To expand this trade, protect those jobs, and create new jobs we must act swiftly and smartly to maintain, improve, and expand a superior cross-border infrastructure. A critical artery in our existing infrastructure is the Ambassador Bridge, which connects Detroit, Michigan and Windsor, Ontario and carries nearly 30 percent of U.S.-Canada trade. The bridge is privately owned and collects tolls to recoup its costs and earn investors a reasonable profit.
Anticipating the future, the state of Michigan and the government of Canada have developed a proposal to construct a new toll bridge — the Detroit River International Crossing — two miles downstream from the Ambassador Bridge. Canada would contribute approximately $550 million to Michigan.
Last month, Governor Rick Snyder successfully negotiated an agreement with the Federal Highway Administration that would allow these funds to leverage federal matching funds.
Also anticipating the future, the owners of the Ambassador Bridge have secured the land, drawn up the plans, and are prepared to put up the private funds to build a twin span next to the current bridge.

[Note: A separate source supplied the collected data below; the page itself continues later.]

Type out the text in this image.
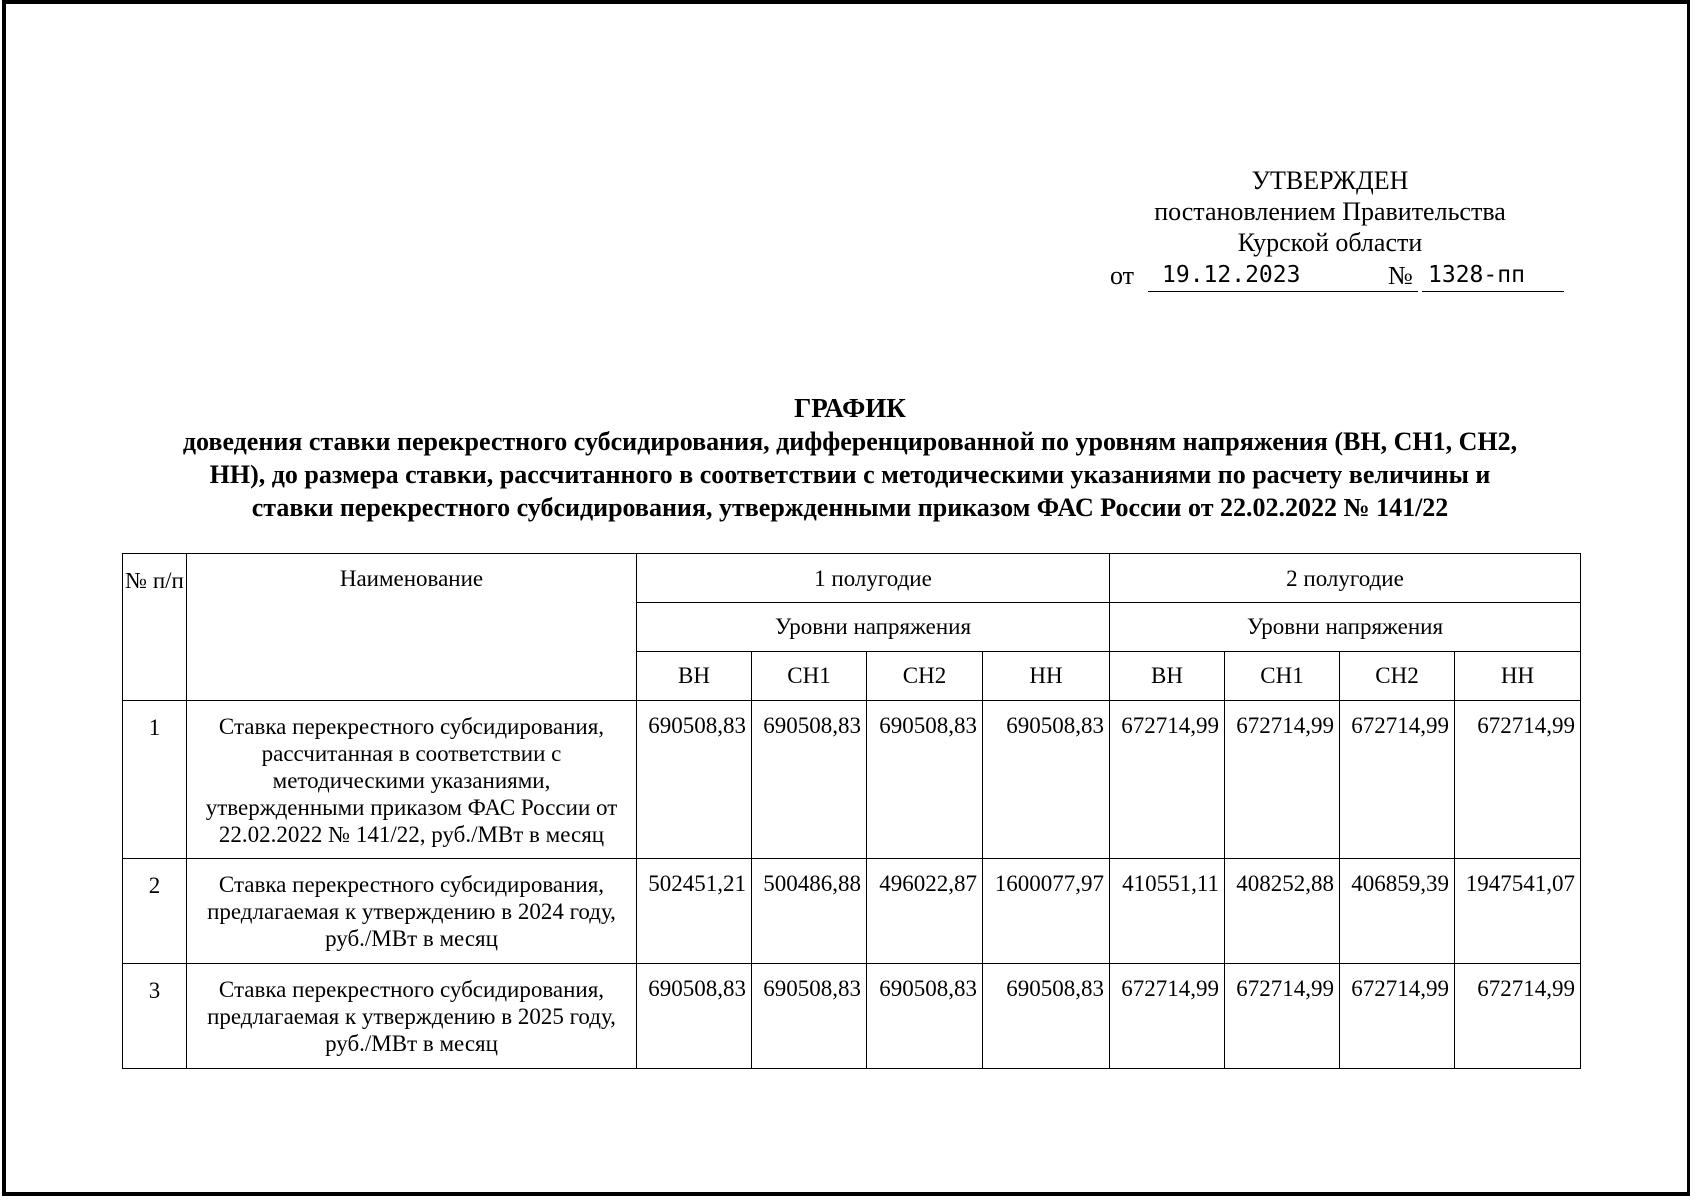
УТВЕРЖДЕН
постановлением Правительства
Курской области
от	19.12.2023	№ 1328-пп
ГРАФИК
доведения ставки перекрестного субсидирования, дифференцированной по уровням напряжения (ВН, СН1, СН2,
НН), до размера ставки, рассчитанного в соответствии с методическими указаниями по расчету величины и
ставки перекрестного субсидирования, утвержденными приказом ФАС России от 22.02.2022 № 141/22
№ п/п	Наименование	1 полугодие				2 полугодие			
		Уровни напряжения				Уровни напряжения			
		ВН	СН1	СН2	НН	ВН	СН1	СН2	НН
1	Ставка перекрестного субсидирования, рассчитанная в соответствии с методическими указаниями, утвержденными приказом ФАС России от 22.02.2022 № 141/22, руб./МВт в месяц	690508,83	690508,83	690508,83	690508,83	672714,99	672714,99	672714,99	672714,99
2	Ставка перекрестного субсидирования, предлагаемая к утверждению в 2024 году, руб./МВт в месяц	502451,21	500486,88	496022,87	1600077,97	410551,11	408252,88	406859,39	1947541,07
3	Ставка перекрестного субсидирования, предлагаемая к утверждению в 2025 году, руб./МВт в месяц	690508,83	690508,83	690508,83	690508,83	672714,99	672714,99	672714,99	672714,99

It would support three lanes in each direction. Once the new bridge is completed, the current span would be temporarily closed, refurbished, and then reopened to handle high volume periods and emergencies. Federal transportation funds could be leveraged based on toll credits paid from 1992 going forward.
Both projects enjoy broad support from the Michigan and Ontario business communities and both plans would create thousands of badly needed, high-paying construction and other jobs in Detroit and its environs. A spirited debate is now underway over which bridge should be built. In my view, we must build one bridge, or the other, or both. Doing nothing is unacceptable.
We must also recognize that given the breadth of the nation’s infrastructure needs as well as the enormity of federal and state deficits and long-term debt, that private investment must be welcomed and included as a critical component of our infrastructure strategy.
President Barack Obama has embraced the U.S. Chamber’s longstanding goal of doubling U.S. exports over five years (and then doing it again!) in order to create good-paying American jobs. In recent months, the administration has taken steps to get the nation’s stalled trade agenda back in gear.
We applaud this, yet trade agreements alone aren’t enough. We must have the capacity to move rising volumes of goods as well as workers and tourists across a seamless and efficient global supply chain. The most critical links in that chain are those which bind together the largest, most lucrative bilateral commercial partnership in the world — U.S.-Canada trade.
It’s time to bridge the gap between our vision of expanded trade between our countries and the reality that we must have superior and sufficient facilities to move the people and move the goods.
Thomas J. Donohue is president and CEO of the U.S. Chamber of Commerce.